The closest things to safe defaults are these: for most freelancers and small online schools in 2026, Tutor LMS is the safest first pick; the free core covers more than most buyers expect, the Pro upgrade with lifetime licensing is reasonable, and the install base and rating profile are strong. For premium course businesses where ProPanel reporting, AI Course Outline and MemberDash matter more than the free tier, LearnDash remains the established benchmark. For course businesses that double as membership businesses, LifterLMS is the most natural single-product answer. For a modern lightweight LMS where the free tier already includes payments and certificates, Masteriyo LMS is the rising option.

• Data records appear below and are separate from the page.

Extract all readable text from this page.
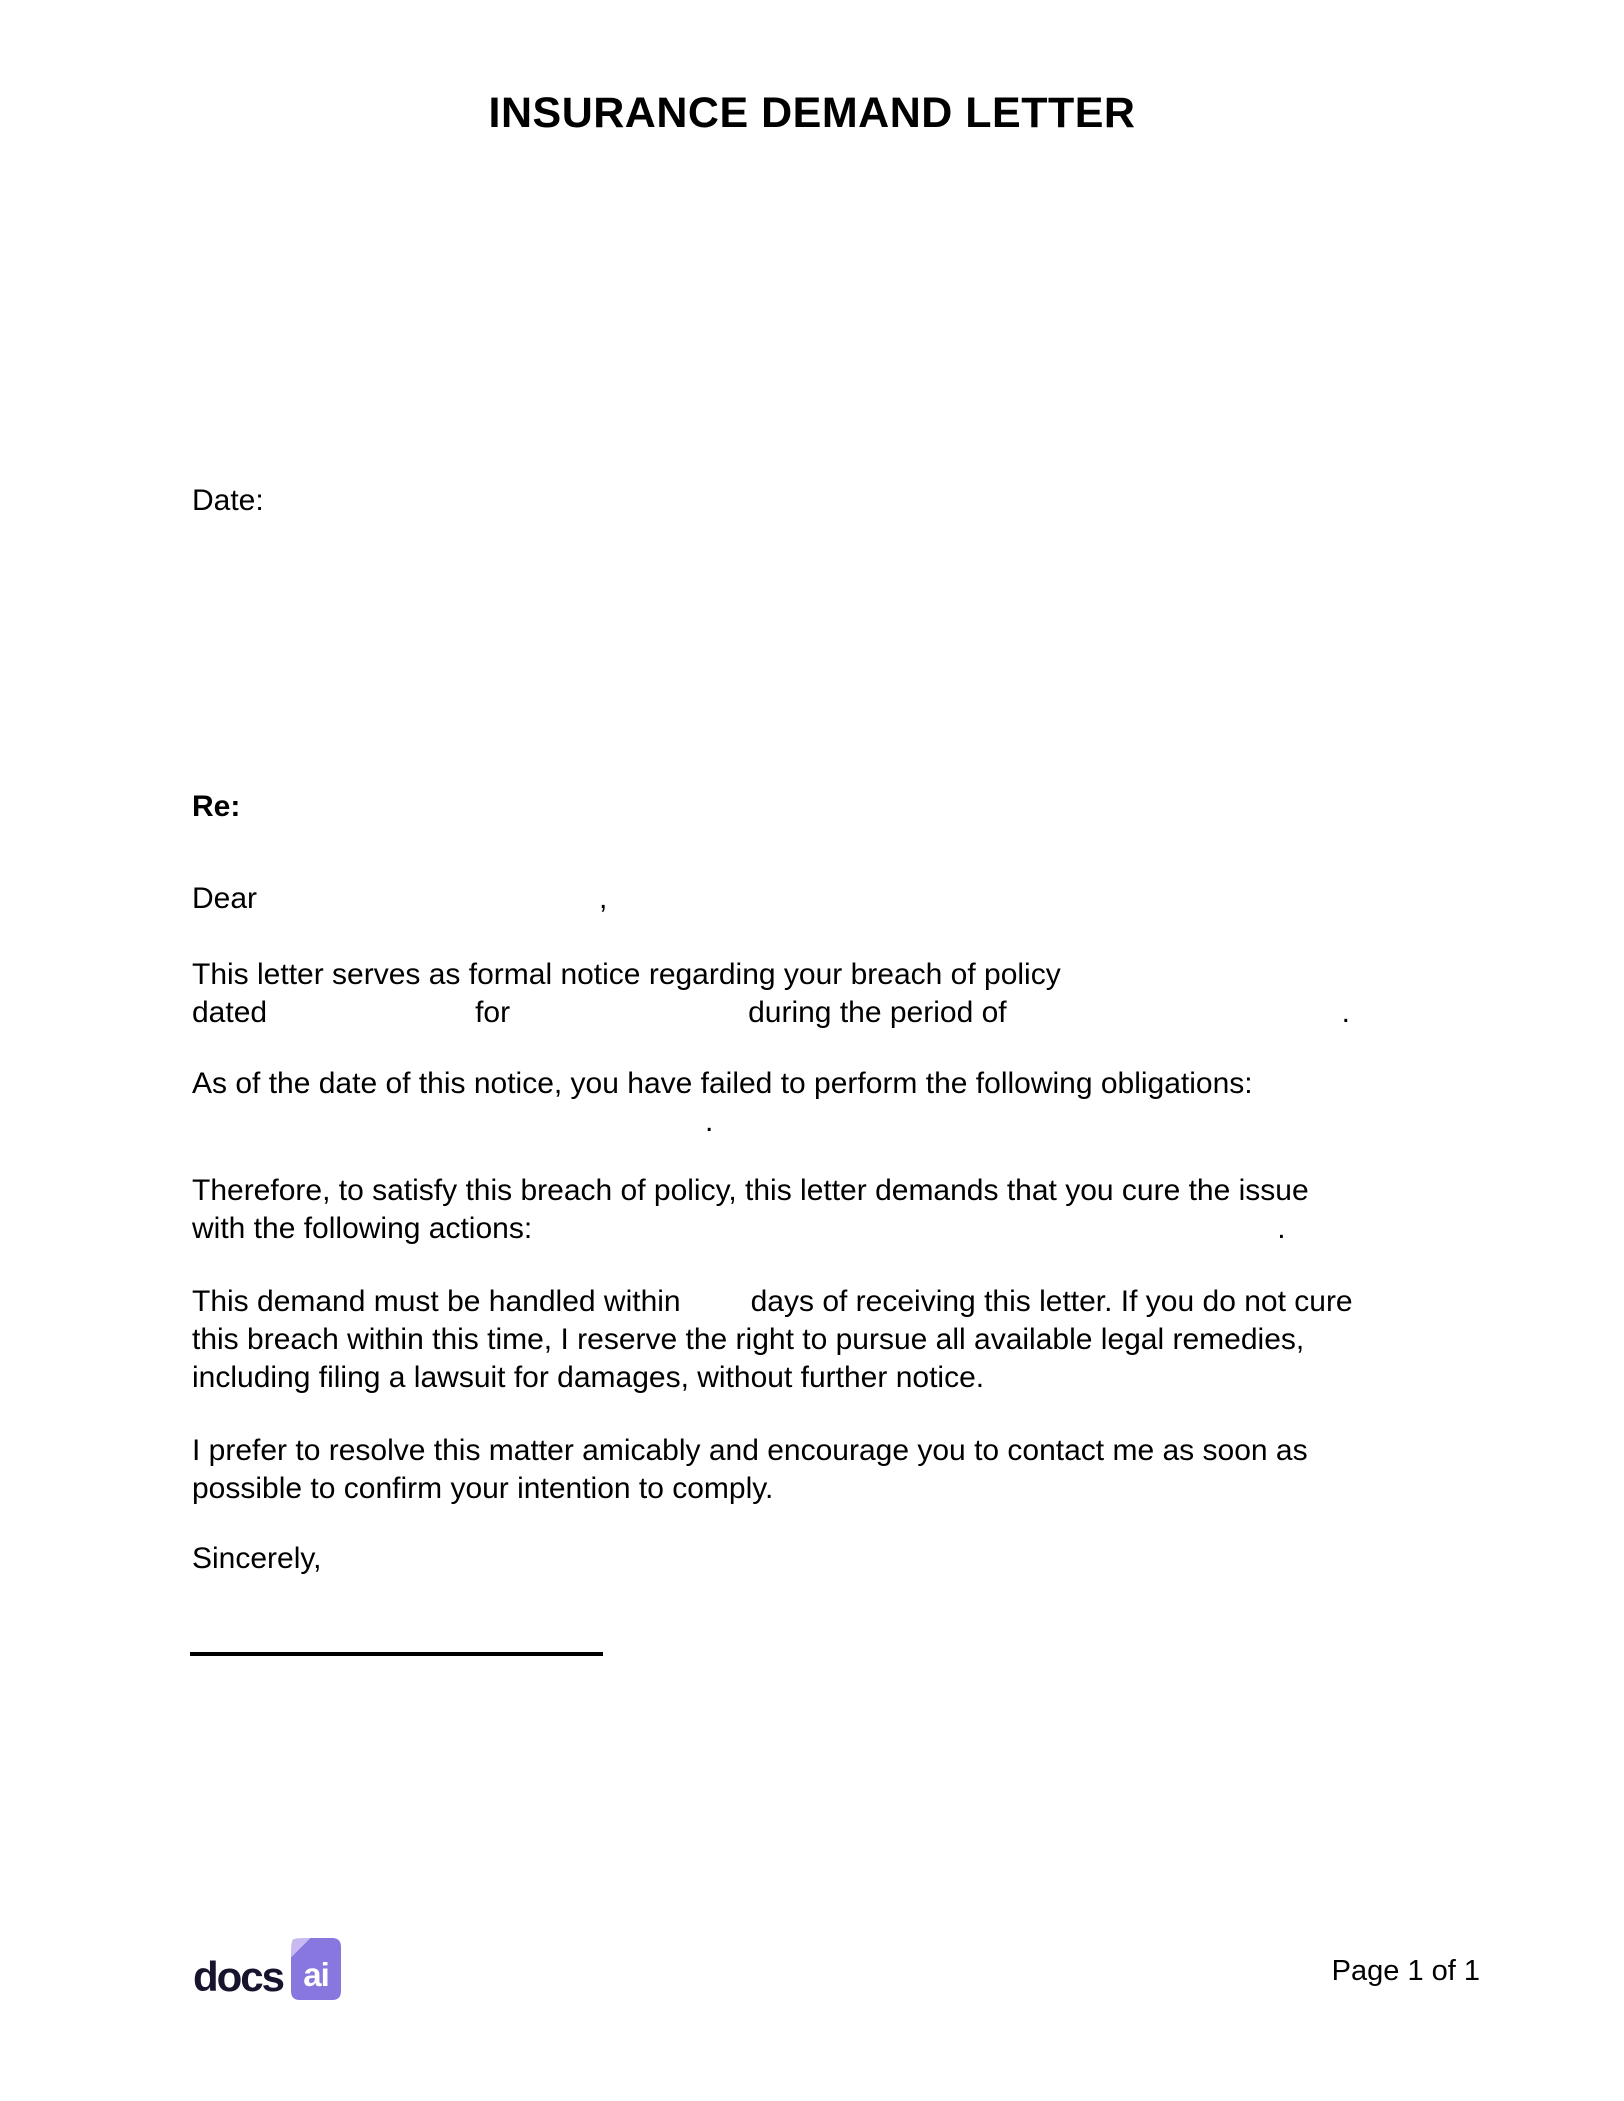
INSURANCE DEMAND LETTER
Date:
Re:
Dear	,
This letter serves as formal notice regarding your breach of policy
dated	for	during the period of	.
As of the date of this notice, you have failed to perform the following obligations:
.
Therefore, to satisfy this breach of policy, this letter demands that you cure the issue
with the following actions:	.
This demand must be handled within days of receiving this letter. If you do not cure
this breach within this time, I reserve the right to pursue all available legal remedies,
including filing a lawsuit for damages, without further notice.
I prefer to resolve this matter amicably and encourage you to contact me as soon as
possible to confirm your intention to comply.
Sincerely,
docs ai	Page 1 of 1
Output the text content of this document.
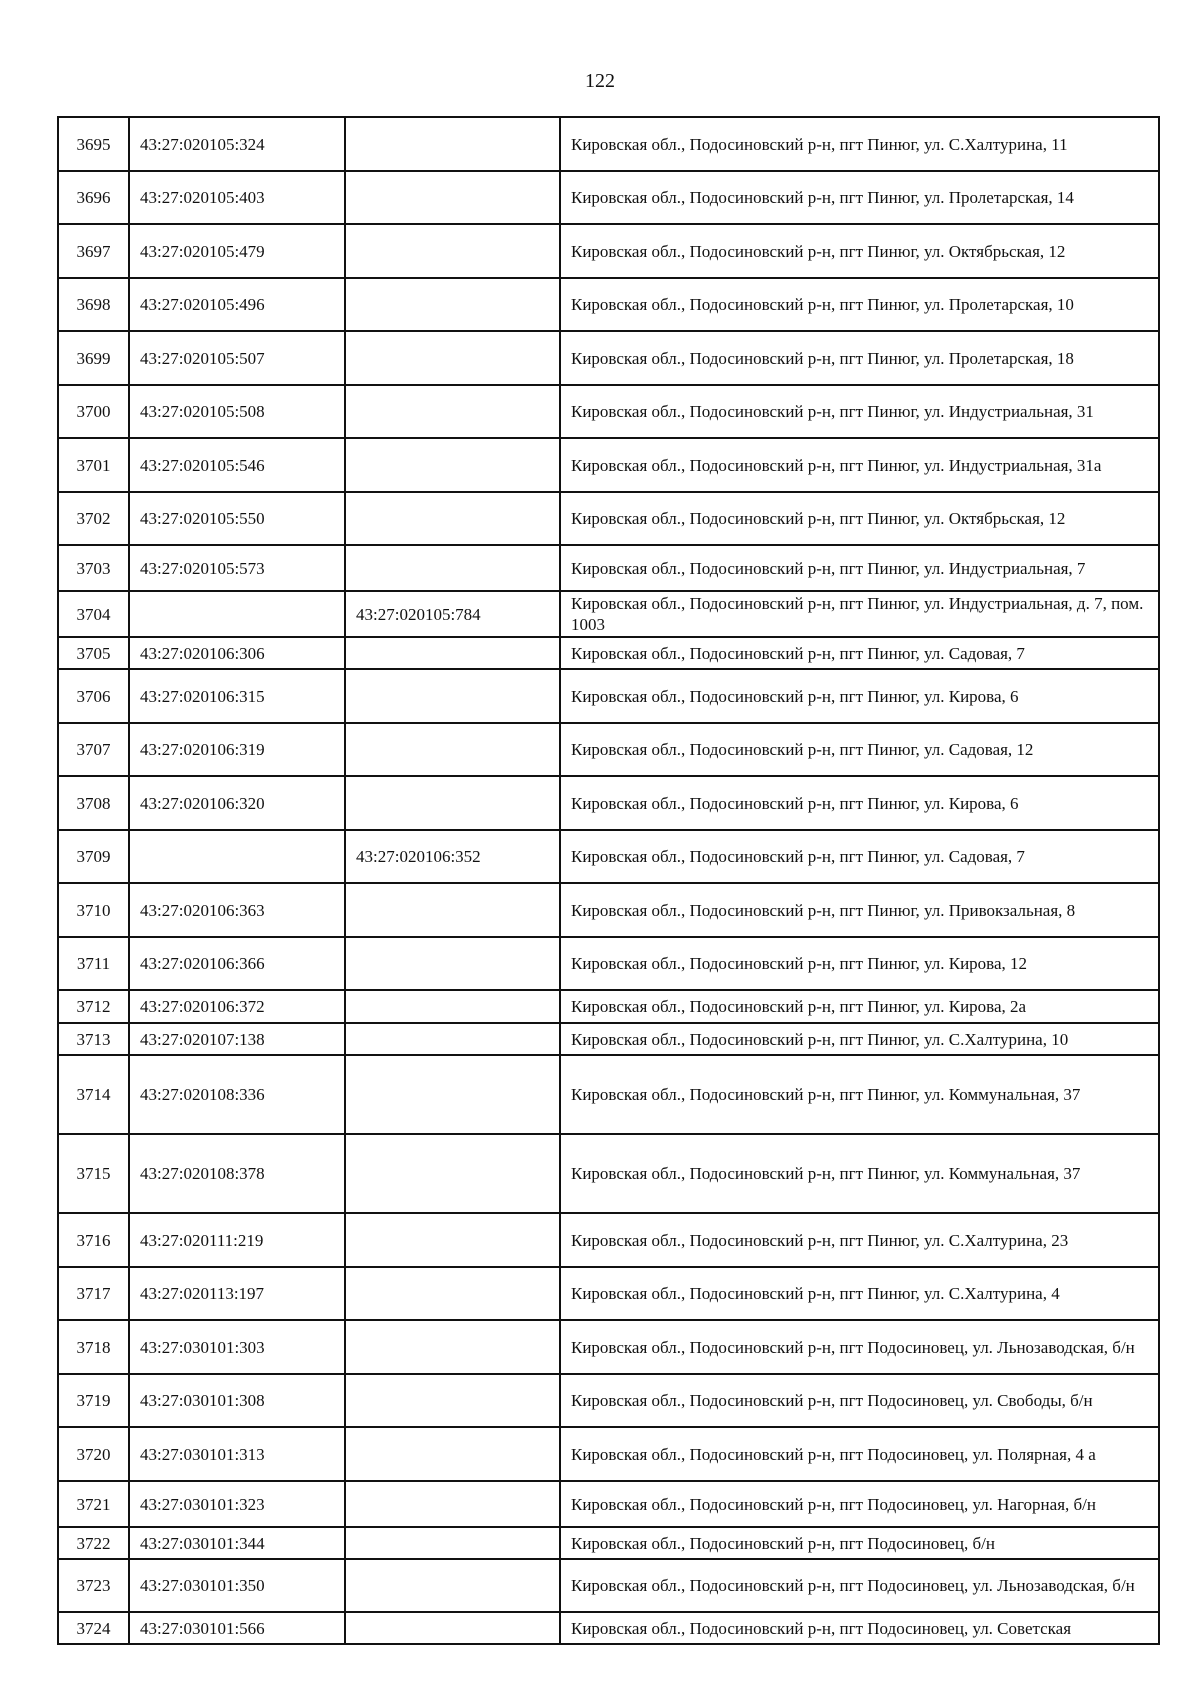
122
3695	43:27:020105:324		Кировская обл., Подосиновский р-н, пгт Пинюг, ул. С.Халтурина, 11
3696	43:27:020105:403		Кировская обл., Подосиновский р-н, пгт Пинюг, ул. Пролетарская, 14
3697	43:27:020105:479		Кировская обл., Подосиновский р-н, пгт Пинюг, ул. Октябрьская, 12
3698	43:27:020105:496		Кировская обл., Подосиновский р-н, пгт Пинюг, ул. Пролетарская, 10
3699	43:27:020105:507		Кировская обл., Подосиновский р-н, пгт Пинюг, ул. Пролетарская, 18
3700	43:27:020105:508		Кировская обл., Подосиновский р-н, пгт Пинюг, ул. Индустриальная, 31
3701	43:27:020105:546		Кировская обл., Подосиновский р-н, пгт Пинюг, ул. Индустриальная, 31а
3702	43:27:020105:550		Кировская обл., Подосиновский р-н, пгт Пинюг, ул. Октябрьская, 12
3703	43:27:020105:573		Кировская обл., Подосиновский р-н, пгт Пинюг, ул. Индустриальная, 7
3704		43:27:020105:784	Кировская обл., Подосиновский р-н, пгт Пинюг, ул. Индустриальная, д. 7, пом. 1003
3705	43:27:020106:306		Кировская обл., Подосиновский р-н, пгт Пинюг, ул. Садовая, 7
3706	43:27:020106:315		Кировская обл., Подосиновский р-н, пгт Пинюг, ул. Кирова, 6
3707	43:27:020106:319		Кировская обл., Подосиновский р-н, пгт Пинюг, ул. Садовая, 12
3708	43:27:020106:320		Кировская обл., Подосиновский р-н, пгт Пинюг, ул. Кирова, 6
3709		43:27:020106:352	Кировская обл., Подосиновский р-н, пгт Пинюг, ул. Садовая, 7
3710	43:27:020106:363		Кировская обл., Подосиновский р-н, пгт Пинюг, ул. Привокзальная, 8
3711	43:27:020106:366		Кировская обл., Подосиновский р-н, пгт Пинюг, ул. Кирова, 12
3712	43:27:020106:372		Кировская обл., Подосиновский р-н, пгт Пинюг, ул. Кирова, 2а
3713	43:27:020107:138		Кировская обл., Подосиновский р-н, пгт Пинюг, ул. С.Халтурина, 10
3714	43:27:020108:336		Кировская обл., Подосиновский р-н, пгт Пинюг, ул. Коммунальная, 37
3715	43:27:020108:378		Кировская обл., Подосиновский р-н, пгт Пинюг, ул. Коммунальная, 37
3716	43:27:020111:219		Кировская обл., Подосиновский р-н, пгт Пинюг, ул. С.Халтурина, 23
3717	43:27:020113:197		Кировская обл., Подосиновский р-н, пгт Пинюг, ул. С.Халтурина, 4
3718	43:27:030101:303		Кировская обл., Подосиновский р-н, пгт Подосиновец, ул. Льнозаводская, б/н
3719	43:27:030101:308		Кировская обл., Подосиновский р-н, пгт Подосиновец, ул. Свободы, б/н
3720	43:27:030101:313		Кировская обл., Подосиновский р-н, пгт Подосиновец, ул. Полярная, 4 а
3721	43:27:030101:323		Кировская обл., Подосиновский р-н, пгт Подосиновец, ул. Нагорная, б/н
3722	43:27:030101:344		Кировская обл., Подосиновский р-н, пгт Подосиновец, б/н
3723	43:27:030101:350		Кировская обл., Подосиновский р-н, пгт Подосиновец, ул. Льнозаводская, б/н
3724	43:27:030101:566		Кировская обл., Подосиновский р-н, пгт Подосиновец, ул. Советская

The safest buying logic for a WordPress LMS in 2026 is to choose based on the actual course-business shape, the price-to-value at the tier you actually need, and the integration ecosystem you already run (WooCommerce, Elementor, Divi, Memberships) before you commit, and then test the chosen plugin against your specific course, quiz, certificate and payment requirements on a staging site before launch.